Das zehn minütige Stück ist dreigeteilt. Es beginnt mit einer erregten Bläser Sequenz, begleitet vom lautlosen Streichen der Violinen. Alles klingt wie ein erregter Dschungel-Betrieb: sehr perkussiv, Glissandi-Passagen und langen ostinaten Repetitionen. Eine Fermate lässt den Komponisten und Sprecher auf der Bühne erscheinen. Er deklamiert zwischen Gesang und Sprechen den Text aus Hernández´ Gedicht Ay und wird dabei nahezu synchron vom Ensemble gestützt wie auch musikalisch ergänzt. Ein perfektes Accompagnato mit starken Pointen und großer Expressivität. Ein sehr gelungener interpretatorischer Auftritt, ein bisschen Pierrot Lunaire? Zumindest hätte Arnold Schoenberg seine Freude daran gehabt.

Friedrich Goldmann (Foto: Astrid Karger)

Absolute Musik

Den krönenden Abschluss bot Friedrich Goldmann mit seinem Ensemblekonzert Nr.2 (1985/86). Hier halfen fünf Gäste aus, denn es ist für 16 Instrumente geschrieben.

Friedrich Goldmann, ein echter DDRler, war immer ein gern gesehener Gast bei den Darmstädter Ferienkursen wie in Frankfurt überhaupt. Sein Oeuvre umfasst mehr als 200 Werke aller Couleur, ausgenommen Opern.
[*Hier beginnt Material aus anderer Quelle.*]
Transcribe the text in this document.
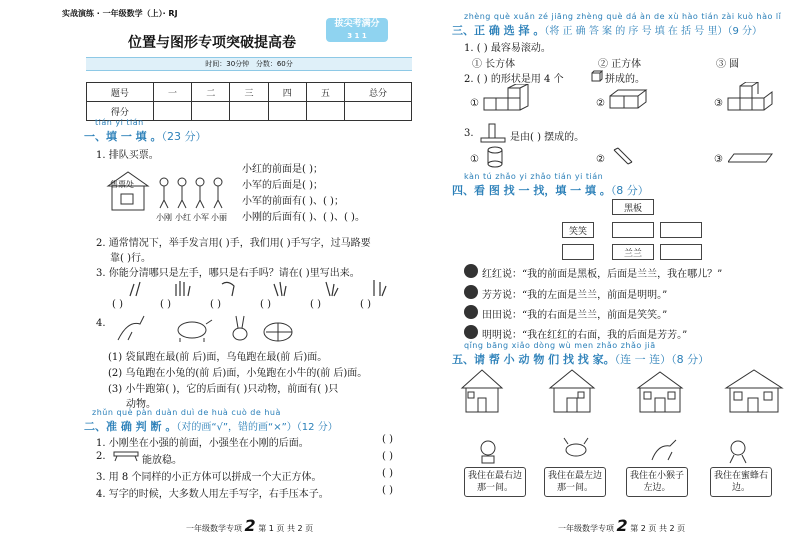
实战演练 · 一年级数学（上）· RJ
位置与图形专项突破提高卷
拔尖考满分
3 1 1
时间：30分钟 分数：60分
题号	一	二	三	四	五	总分
得分						
tián yi tián
一、填 一 填 。（23 分）
1. 排队买票。
售票处
小刚 小红 小军 小丽
小红的前面是( )；
小军的后面是( )；
小军的前面有( )、( )；
小刚的后面有( )、( )、( )。
2. 通常情况下，举手发言用( )手，我们用( )手写字，过马路要
靠( )行。
3. 你能分清哪只是左手，哪只是右手吗？请在( )里写出来。
( )	( )	( )	( )	( )	( )
4.
(1) 袋鼠跑在最(前 后)面，乌龟跑在最(前 后)面。
(2) 乌龟跑在小兔的(前 后)面，小兔跑在小牛的(前 后)面。
(3) 小牛跑第( )，它的后面有( )只动物，前面有( )只
动物。
zhǔn què pàn duàn duì de huà cuò de huà
二、准 确 判 断 。（对的画“√”，错的画“×”）（12 分）
1. 小刚坐在小强的前面，小强坐在小刚的后面。
2.	能放稳。
3. 用 8 个同样的小正方体可以拼成一个大正方体。
4. 写字的时候，大多数人用左手写字，右手压本子。
( )
( )
( )
( )
一年级数学专项 2 第 1 页 共 2 页
zhèng què xuǎn zé jiāng zhèng què dá àn de xù hào tián zài kuò hào lǐ
三、正 确 选 择 。（将 正 确 答 案 的 序 号 填 在 括 号 里）（9 分）
1. ( ) 最容易滚动。
① 长方体	② 正方体	③ 圆
2. ( ) 的形状是用 4 个	拼成的。
①	②	③
3.	是由( ) 摆成的。
①	②	③
kàn tú zhǎo yi zhǎo tián yi tián
四、看 图 找 一 找，填 一 填 。（8 分）
黑板
笑笑
兰兰
红红说：“我的前面是黑板，后面是兰兰，我在哪儿？”
芳芳说：“我的左面是兰兰，前面是明明。”
田田说：“我的右面是兰兰，前面是笑笑。”
明明说：“我在红红的右面，我的后面是芳芳。”
qǐng bāng xiǎo dòng wù men zhǎo zhǎo jiā
五、请 帮 小 动 物 们 找 找 家。（连 一 连）（8 分）
我住在最右边那一间。
我住在最左边那一间。
我住在小猴子左边。
我住在蜜蜂右边。
一年级数学专项 2 第 2 页 共 2 页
Sein Ensemblekonzert Nr.2. gehört in seine wohl letzte Schaffensphase, in der er das absolute Komponieren, das heißt den Eigengesetzen der Musik ohne außermusikalische Bezüge, bevorzugte und einer Polystilistik wie einer Chromatik sowie einer Mikrotonalität folgte.
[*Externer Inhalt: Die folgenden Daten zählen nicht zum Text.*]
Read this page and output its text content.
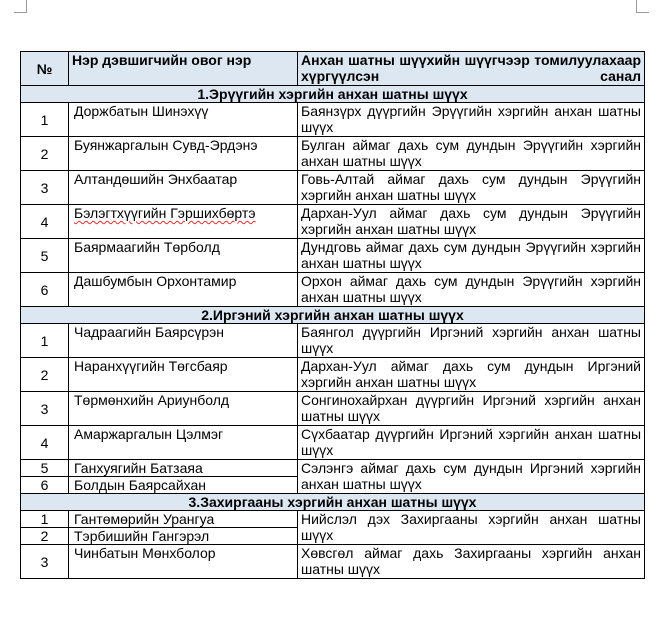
№	Нэр дэвшигчийн овог нэр	Анхан шатны шүүхийн шүүгчээр томилуулахаар хүргүүлсэн санал
1.Эрүүгийн хэргийн анхан шатны шүүх		
1	Доржбатын Шинэхүү	Баянзүрх дүүргийн Эрүүгийн хэргийн анхан шатны шүүх
2	Буянжаргалын Сувд-Эрдэнэ	Булган аймаг дахь сум дундын Эрүүгийн хэргийн анхан шатны шүүх
3	Алтандөшийн Энхбаатар	Говь-Алтай аймаг дахь сум дундын Эрүүгийн хэргийн анхан шатны шүүх
4	Бэлэгтхүүгийн Гэршихбөртэ	Дархан-Уул аймаг дахь сум дундын Эрүүгийн хэргийн анхан шатны шүүх
5	Баярмаагийн Төрболд	Дундговь аймаг дахь сум дундын Эрүүгийн хэргийн анхан шатны шүүх
6	Дашбумбын Орхонтамир	Орхон аймаг дахь сум дундын Эрүүгийн хэргийн анхан шатны шүүх
2.Иргэний хэргийн анхан шатны шүүх		
1	Чадраагийн Баярсүрэн	Баянгол дүүргийн Иргэний хэргийн анхан шатны шүүх
2	Наранхүүгийн Төгсбаяр	Дархан-Уул аймаг дахь сум дундын Иргэний хэргийн анхан шатны шүүх
3	Төрмөнхийн Ариунболд	Сонгинохайрхан дүүргийн Иргэний хэргийн анхан шатны шүүх
4	Амаржаргалын Цэлмэг	Сүхбаатар дүүргийн Иргэний хэргийн анхан шатны шүүх
5	Ганхуягийн Батзаяа	Сэлэнгэ аймаг дахь сум дундын Иргэний хэргийн анхан шатны шүүх
6	Болдын Баярсайхан	
3.Захиргааны хэргийн анхан шатны шүүх		
1	Гантөмөрийн Урангуа	Нийслэл дэх Захиргааны хэргийн анхан шатны шүүх
2	Тэрбишийн Гангэрэл	
3	Чинбатын Мөнхболор	Хөвсгөл аймаг дахь Захиргааны хэргийн анхан шатны шүүх
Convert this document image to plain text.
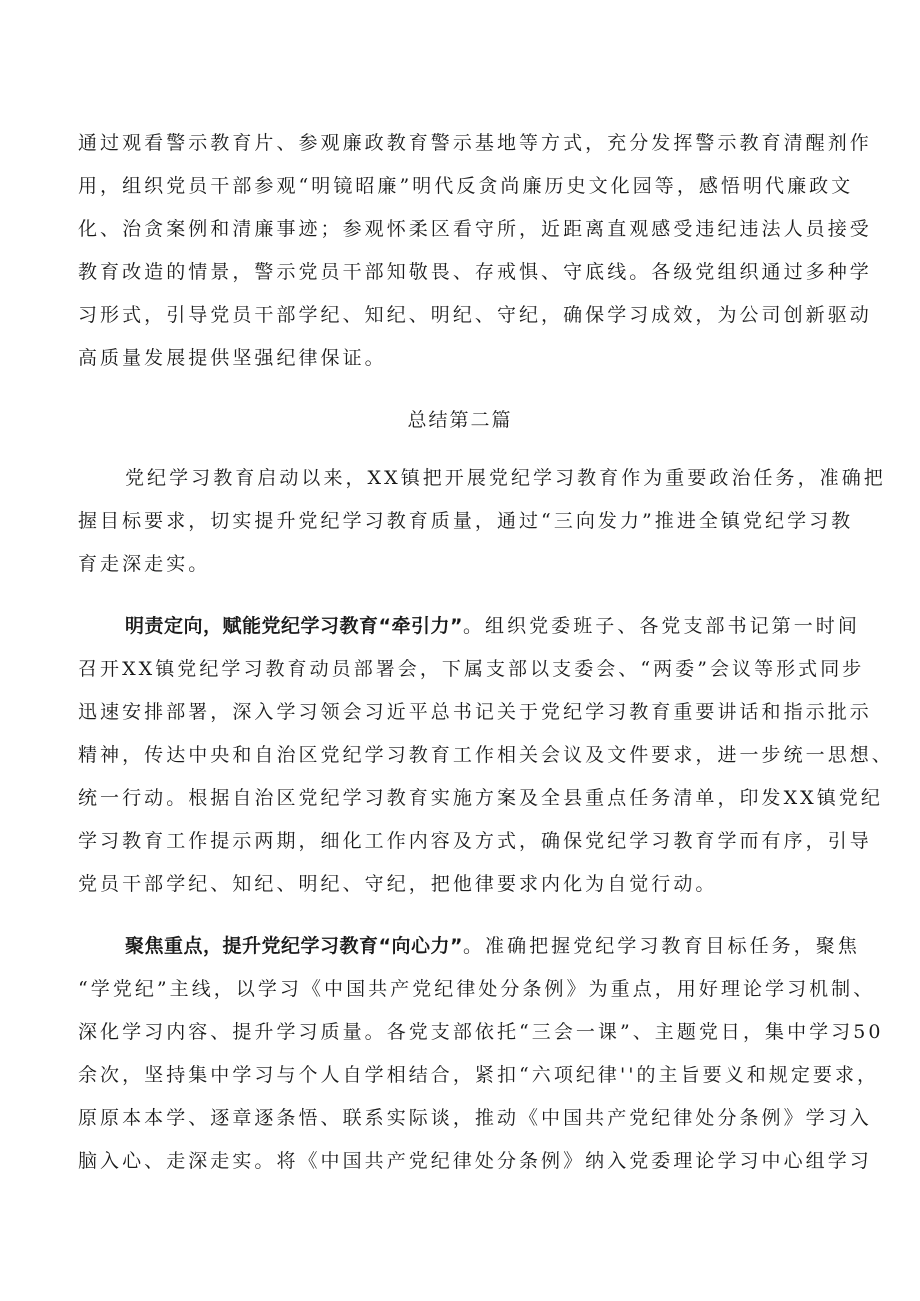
通过观看警示教育片、参观廉政教育警示基地等方式，充分发挥警示教育清醒剂作
用，组织党员干部参观“明镜昭廉”明代反贪尚廉历史文化园等，感悟明代廉政文
化、治贪案例和清廉事迹；参观怀柔区看守所，近距离直观感受违纪违法人员接受
教育改造的情景，警示党员干部知敬畏、存戒惧、守底线。各级党组织通过多种学
习形式，引导党员干部学纪、知纪、明纪、守纪，确保学习成效，为公司创新驱动
高质量发展提供坚强纪律保证。
总结第二篇
党纪学习教育启动以来，XX镇把开展党纪学习教育作为重要政治任务，准确把
握目标要求，切实提升党纪学习教育质量，通过“三向发力”推进全镇党纪学习教
育走深走实。
明责定向，赋能党纪学习教育“牵引力”。组织党委班子、各党支部书记第一时间
召开XX镇党纪学习教育动员部署会，下属支部以支委会、“两委”会议等形式同步
迅速安排部署，深入学习领会习近平总书记关于党纪学习教育重要讲话和指示批示
精神，传达中央和自治区党纪学习教育工作相关会议及文件要求，进一步统一思想、
统一行动。根据自治区党纪学习教育实施方案及全县重点任务清单，印发XX镇党纪
学习教育工作提示两期，细化工作内容及方式，确保党纪学习教育学而有序，引导
党员干部学纪、知纪、明纪、守纪，把他律要求内化为自觉行动。
聚焦重点，提升党纪学习教育“向心力”。准确把握党纪学习教育目标任务，聚焦
“学党纪”主线，以学习《中国共产党纪律处分条例》为重点，用好理论学习机制、
深化学习内容、提升学习质量。各党支部依托“三会一课”、主题党日，集中学习50
余次，坚持集中学习与个人自学相结合，紧扣“六项纪律''的主旨要义和规定要求，
原原本本学、逐章逐条悟、联系实际谈，推动《中国共产党纪律处分条例》学习入
脑入心、走深走实。将《中国共产党纪律处分条例》纳入党委理论学习中心组学习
All das findet sich in dieser Komposition wieder. Es beginnt mit einer langen unisono Passage von Posaune, Viola, Flöte und Streicher. Dann fächert sich das Ganze mikrotonal auf. Lange Flächen beherrschen das Geschehen. Ein plötzlicher Weckruf, fast fanfarenhaft, öffnet das Ohr für einen neuen Teil. Er ist homophon angelegt, neigt zur Wildheit, zum Martialischen und wechselt abrupt in ein melodisches, harmonisches Zwischenspiel: ein Wunschkonzert? Es wird sogar witzig, jazzig mit synkopischen Raffinessen und chromatischen Einschüben. Dann wieder Fermate, ein strukturelles Merkmal dieser Komposition überhaupt.
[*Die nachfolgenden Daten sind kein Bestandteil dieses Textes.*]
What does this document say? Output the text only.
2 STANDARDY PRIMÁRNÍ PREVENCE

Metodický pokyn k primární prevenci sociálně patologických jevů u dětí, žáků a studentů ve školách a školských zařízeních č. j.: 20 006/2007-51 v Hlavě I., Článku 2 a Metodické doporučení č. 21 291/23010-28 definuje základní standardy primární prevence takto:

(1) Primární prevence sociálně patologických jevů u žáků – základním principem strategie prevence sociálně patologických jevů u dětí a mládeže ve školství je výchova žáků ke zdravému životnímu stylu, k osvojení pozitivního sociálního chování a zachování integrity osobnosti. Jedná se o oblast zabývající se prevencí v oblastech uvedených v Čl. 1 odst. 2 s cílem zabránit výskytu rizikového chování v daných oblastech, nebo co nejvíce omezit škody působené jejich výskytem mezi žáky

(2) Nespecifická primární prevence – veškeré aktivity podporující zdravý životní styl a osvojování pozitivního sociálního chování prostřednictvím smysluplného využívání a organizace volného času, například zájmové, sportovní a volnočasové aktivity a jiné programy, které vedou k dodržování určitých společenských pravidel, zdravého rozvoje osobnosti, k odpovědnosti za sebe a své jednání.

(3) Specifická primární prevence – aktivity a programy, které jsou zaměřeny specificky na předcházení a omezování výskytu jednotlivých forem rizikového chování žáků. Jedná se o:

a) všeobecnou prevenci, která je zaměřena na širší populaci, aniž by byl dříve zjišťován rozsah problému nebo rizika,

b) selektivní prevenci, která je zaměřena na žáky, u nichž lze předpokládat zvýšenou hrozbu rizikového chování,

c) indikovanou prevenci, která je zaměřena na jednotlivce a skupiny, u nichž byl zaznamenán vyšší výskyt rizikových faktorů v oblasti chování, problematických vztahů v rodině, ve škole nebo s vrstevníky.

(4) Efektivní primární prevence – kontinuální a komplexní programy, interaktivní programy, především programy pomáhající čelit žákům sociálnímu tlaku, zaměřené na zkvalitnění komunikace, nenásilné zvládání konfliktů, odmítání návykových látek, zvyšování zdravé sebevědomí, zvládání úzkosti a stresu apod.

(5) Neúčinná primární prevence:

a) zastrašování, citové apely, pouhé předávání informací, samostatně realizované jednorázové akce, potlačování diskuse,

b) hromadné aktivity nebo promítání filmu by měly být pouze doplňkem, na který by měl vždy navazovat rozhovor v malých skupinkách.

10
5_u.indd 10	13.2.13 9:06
Es folgen kurze solistische Auftritte von Oboe, Klarinette, Trompete und Flöte, um dann in einem Unisono-Tutti in Wehmut und mit einem Seufzer langsam zu vergehen.

Xizi Wang, Dirigentin (Foto: Website)

Hervorragende Dirigentin mit wunderbaren Interpreten

Ein spannungsgeladenes Werk von absoluter Musik. Oder auch nicht, wer weiß? Jedenfalls herausragend interpretiert und von der das IEMA-Ensemble begleitenden Dirigentin Xizi Wang hervorragend geführt.